Breca was leading the wagon, one hand on the lead-rein of a shaggy pony they had found in Asgrim’s stable, his short spear in his other fist, Breca using it like a staff. Orka had given him the task of leading the wagon, something to focus his mind on after the sights at Asgrim’s steading, and she wanted to watch the treeline either side of the path.
There are killers abroad in these hills.
They had searched Asgrim’s steading and found no sign of Harek. Thorkel had found tracks upon the path that wound down the hillside, the ground churned, but the tracks had left the path soon after, heading back into dense woodland. After a heated discussion they had agreed that Thorkel would follow the tracks while Orka and Breca took the bodies down to Fellur. Orka wanted to be the one to take the dangerous path, to track Asgrim’s killers, but they both knew that Thorkel was the better tracker. In the end Thorkel had given her a smile and loped off into the trees, quiet as smoke, for all his bulk. Orka had scowled at his back, her worry manifested as anger. Then she snorted her disapproval and stomped down the path, ordering Breca to lead the pony.
“Will Papa find Harek?” Breca asked, keeping his eyes on the ground in front of them. They had left the snow behind them in the high places, the path turning to puddles and mud where it had been snow and ice.

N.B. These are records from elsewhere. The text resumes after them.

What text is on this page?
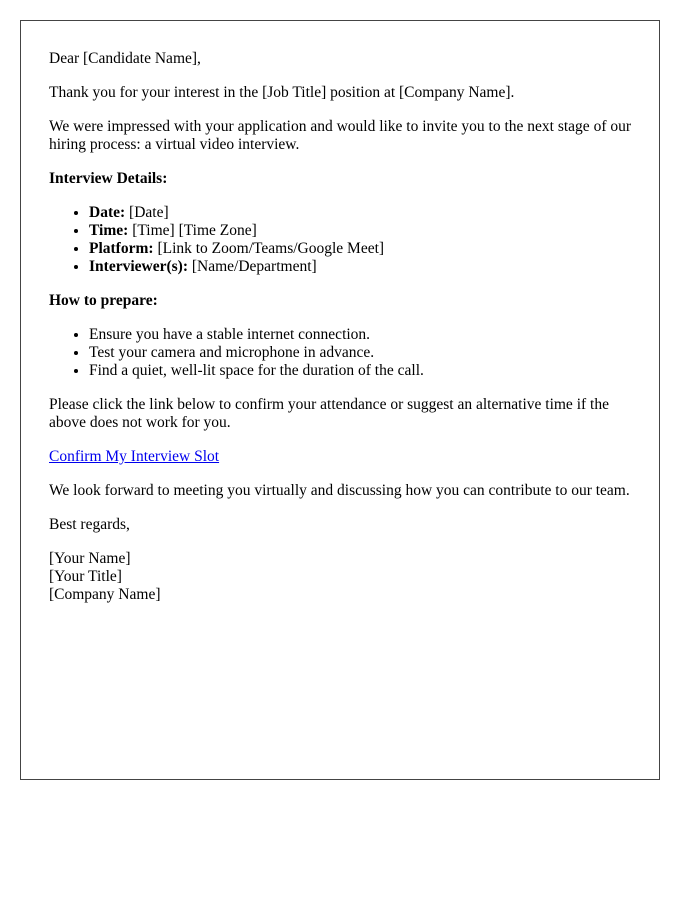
Dear [Candidate Name],

Thank you for your interest in the [Job Title] position at [Company Name].

We were impressed with your application and would like to invite you to the next stage of our hiring process: a virtual video interview.

Interview Details:
• Date: [Date]
• Time: [Time] [Time Zone]
• Platform: [Link to Zoom/Teams/Google Meet]
• Interviewer(s): [Name/Department]
How to prepare:
• Ensure you have a stable internet connection.
• Test your camera and microphone in advance.
• Find a quiet, well-lit space for the duration of the call.

Please click the link below to confirm your attendance or suggest an alternative time if the above does not work for you.

Confirm My Interview Slot

We look forward to meeting you virtually and discussing how you can contribute to our team.

Best regards,

[Your Name]
[Your Title]
[Company Name]
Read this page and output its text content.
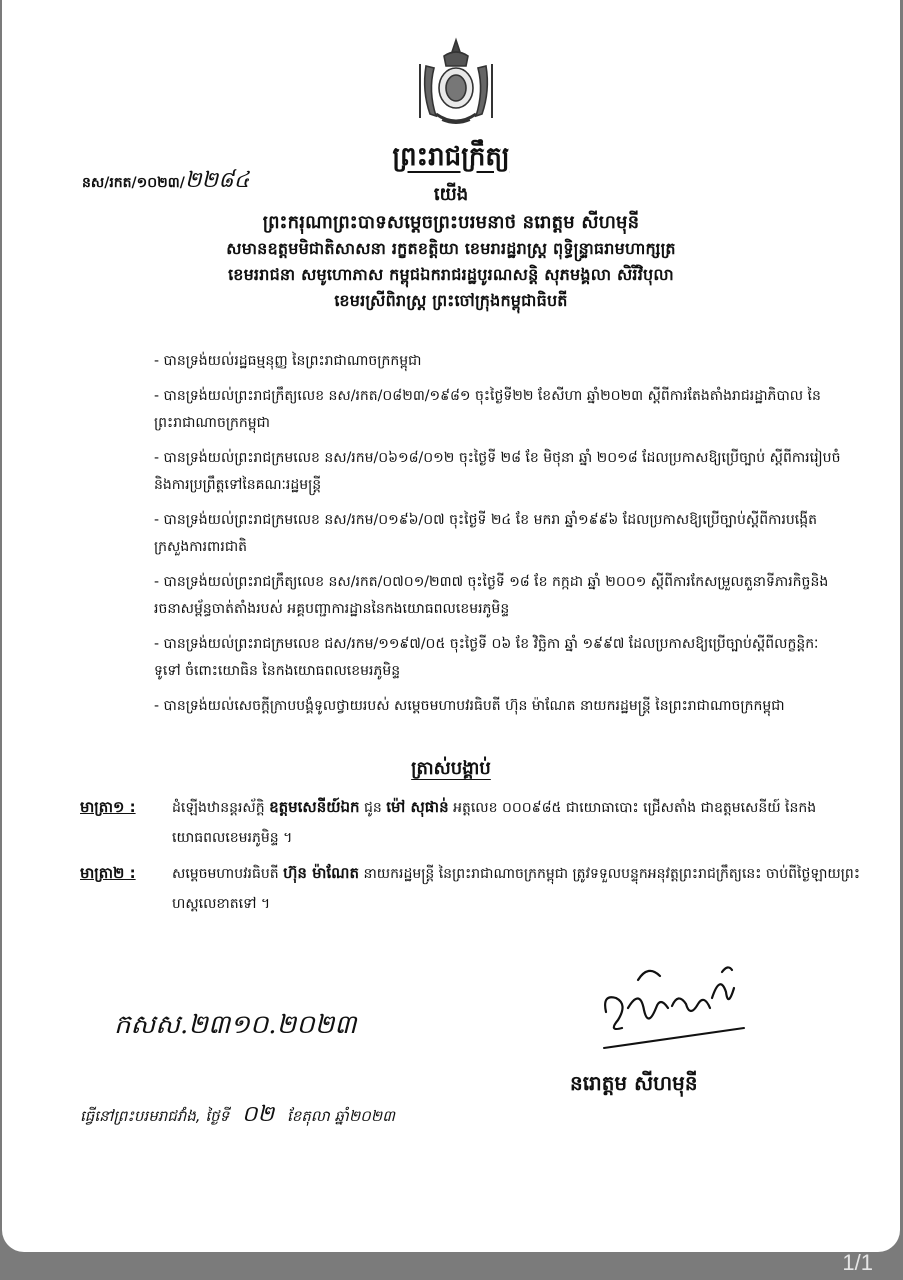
ព្រះរាជក្រឹត្យ
នស/រកត/១០២៣/២២៨៤
យើង
ព្រះករុណាព្រះបាទសម្តេចព្រះបរមនាថ នរោត្តម សីហមុនី
សមានឧត្តមមិជាតិសាសនា រក្ខតខត្តិយា ខេមរារដ្ឋរាស្ត្រ ពុទ្ធិន្ទ្រាធរាមហាក្សត្រ
ខេមររាជនា សមូហោភាស កម្ពុជឯករាជរដ្ឋបូរណសន្តិ សុភមង្គលា សិរីវិបុលា
ខេមរស្រីពិរាស្ត្រ ព្រះចៅក្រុងកម្ពុជាធិបតី
- បានទ្រង់យល់រដ្ឋធម្មនុញ្ញ នៃព្រះរាជាណាចក្រកម្ពុជា
- បានទ្រង់យល់ព្រះរាជក្រឹត្យលេខ នស/រកត/០៨២៣/១៩៨១ ចុះថ្ងៃទី២២ ខែសីហា ឆ្នាំ២០២៣ ស្តីពីការតែងតាំងរាជរដ្ឋាភិបាល នៃព្រះរាជាណាចក្រកម្ពុជា
- បានទ្រង់យល់ព្រះរាជក្រមលេខ នស/រកម/០៦១៨/០១២ ចុះថ្ងៃទី ២៨ ខែ មិថុនា ឆ្នាំ ២០១៨ ដែលប្រកាសឱ្យប្រើច្បាប់ ស្តីពីការរៀបចំ និងការប្រព្រឹត្តទៅនៃគណៈរដ្ឋមន្ត្រី
- បានទ្រង់យល់ព្រះរាជក្រមលេខ នស/រកម/០១៩៦/០៧ ចុះថ្ងៃទី ២៤ ខែ មករា ឆ្នាំ១៩៩៦ ដែលប្រកាសឱ្យប្រើច្បាប់ស្តីពីការបង្កើត ក្រសួងការពារជាតិ
- បានទ្រង់យល់ព្រះរាជក្រឹត្យលេខ នស/រកត/០៧០១/២៣៧ ចុះថ្ងៃទី ១៨ ខែ កក្កដា ឆ្នាំ ២០០១ ស្តីពីការកែសម្រួលតួនាទីភារកិច្ចនិងរចនាសម្ព័ន្ធចាត់តាំងរបស់ អគ្គបញ្ជាការដ្ឋាននៃកងយោធពលខេមរភូមិន្ទ
- បានទ្រង់យល់ព្រះរាជក្រមលេខ ជស/រកម/១១៩៧/០៥ ចុះថ្ងៃទី ០៦ ខែ វិច្ឆិកា ឆ្នាំ ១៩៩៧ ដែលប្រកាសឱ្យប្រើច្បាប់ស្តីពីលក្ខន្តិកៈទូទៅ ចំពោះយោធិន នៃកងយោធពលខេមរភូមិន្ទ
- បានទ្រង់យល់សេចក្តីក្រាបបង្គំទូលថ្វាយរបស់ សម្តេចមហាបវរធិបតី ហ៊ុន ម៉ាណែត នាយករដ្ឋមន្ត្រី នៃព្រះរាជាណាចក្រកម្ពុជា
ត្រាស់បង្គាប់
មាត្រា១ :	ដំឡើងឋានន្តរស័ក្តិ ឧត្តមសេនីយ៍ឯក ជូន ម៉ៅ សុផាន់ អត្តលេខ ០០០៩៨៥ ជាយោធាបោះ ជ្រើសតាំង ជាឧត្តមសេនីយ៍ នៃកងយោធពលខេមរភូមិន្ទ ។
មាត្រា២ :	សម្តេចមហាបវរធិបតី ហ៊ុន ម៉ាណែត នាយករដ្ឋមន្ត្រី នៃព្រះរាជាណាចក្រកម្ពុជា ត្រូវទទួលបន្ទុកអនុវត្តព្រះរាជក្រឹត្យនេះ ចាប់ពីថ្ងៃឡាយព្រះហស្តលេខាតទៅ ។
កសស.២៣១០.២០២៣
នរោត្តម សីហមុនី
ធ្វើនៅព្រះបរមរាជវាំង, ថ្ងៃទី ០២ ខែតុលា ឆ្នាំ២០២៣
1/1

“Maybe,” Orka grunted. She looked back, up at the cloud-wreathed hills. Thorkel had sworn to her that if he found the boy and Asgrim’s killers he would return to her, not take them on single-handed.
But he is a liar. And it will tear at him to leave the boy in danger. If he still lives.
She was eager to hand the corpses of Asgrim and Idrun over to Fellur’s jarl and go in search of her husband, before he got himself into trouble.
Fellur appeared through the trees, the village a few dozen reed-thatched, wattle-and-daub buildings huddled close, a larger longhouse at its centre. A small stockade surrounded the village, though the timbered wall was rotten in places, and ended a long way short of the dark-sanded beach.
But they are safe enough down here. The vaesen prefer the quiet, dark places, where they can remain hidden.
Orka could see fishing nets hanging on the beach, drying out and waiting for repair. A handful of timber piers that jutted out on to the fjord were mostly empty, only a few fishing boats and byrding coasters moored there.
Goats bleated as the wagon rolled passed them, Orka lengthening the stride of her long legs to draw level with Breca.
A guard stood leaning against one of the gateposts, a man Orka had seen before, though she did not know his name. He nodded to Orka, not bothering to look inside her wagon. Whenever she and Thorkel came to the village it was with a wagon loaded with pelts for trade, so why would this time be any different? Orka nodded to the guard and passed through the gate, feeling a building pressure in her head and chest. She looked up at the gate’s crossbar that ran above her and saw the gleam of bone sunk deep into the timber: the knuckle-bone of a dead god, still beating with a remnant of its power, helping to keep the vaesen out of the village. The pressure in Orka’s head lessened as she moved into a muddy street, away from the gates. Though there were no guards on the gate the village was busy enough, people milling, moving in a stream towards the village’s longhouse. That was where Orka was headed, for that was where she expected to find Sigrún, Jarl of Fellur.
She led Breca past mud-churned pigpens, past the orange glow and hammer-thud of a forge, then past the tavern, the reek of ale, barley and urine thick in the air.
“What is this?” a man said as he emerged from the tavern, blinking at the daylight. Orka knew him: Virk, a fisherman she and Thorkel had traded with many times. He was a big man, broad-faced and straight-talking. He had injured his arm when his fisher boat had been caught out at sea during a storm, and so was letting his two sons ply the seas while he healed. He was blurry-eyed, red veins in his cheeks. Orka took a sniff and curled her lip. By the reek of him he was better off at sea.
“Asgrim and Idrun.” Orka nodded into the wagon.
Virk stared at the bloody stains on the wool blanket covering the two bodies.
“And Harek’s gone,” Breca piped.
“How?” Virk said, others gathering around the cart.
“Not of old age,” Orka muttered and walked on.
Virk followed them, others with him, word spreading.
The wagon rolled into a courtyard before the longhouse, where forty or fifty people were gathered, at least half of the population of the village, others still arriving.
A young man stepped out of the longhouse: Guevarr, nephew of Jarl Sigrún and one of her drengrs, another three warriors behind him. Guevarr walked with a swagger and stopped between two wooden pillars at the top of wide steps that led down to the courtyard. A sword was hanging at his hip, his red woollen tunic embroidered with swirling tablet-weave at the neck, cuffs and rim. A silver arm ring wrapped around one arm. His black hair was oiled and pulled back, tied at his neck with leather and a silver wire, the wisps of a first beard on his chin. A ball of moisture glistened at the end of his pointed nose. Orka glanced down at her son. By the light in Breca’s eyes, any man with a sword was enough to impress his saga-filled head.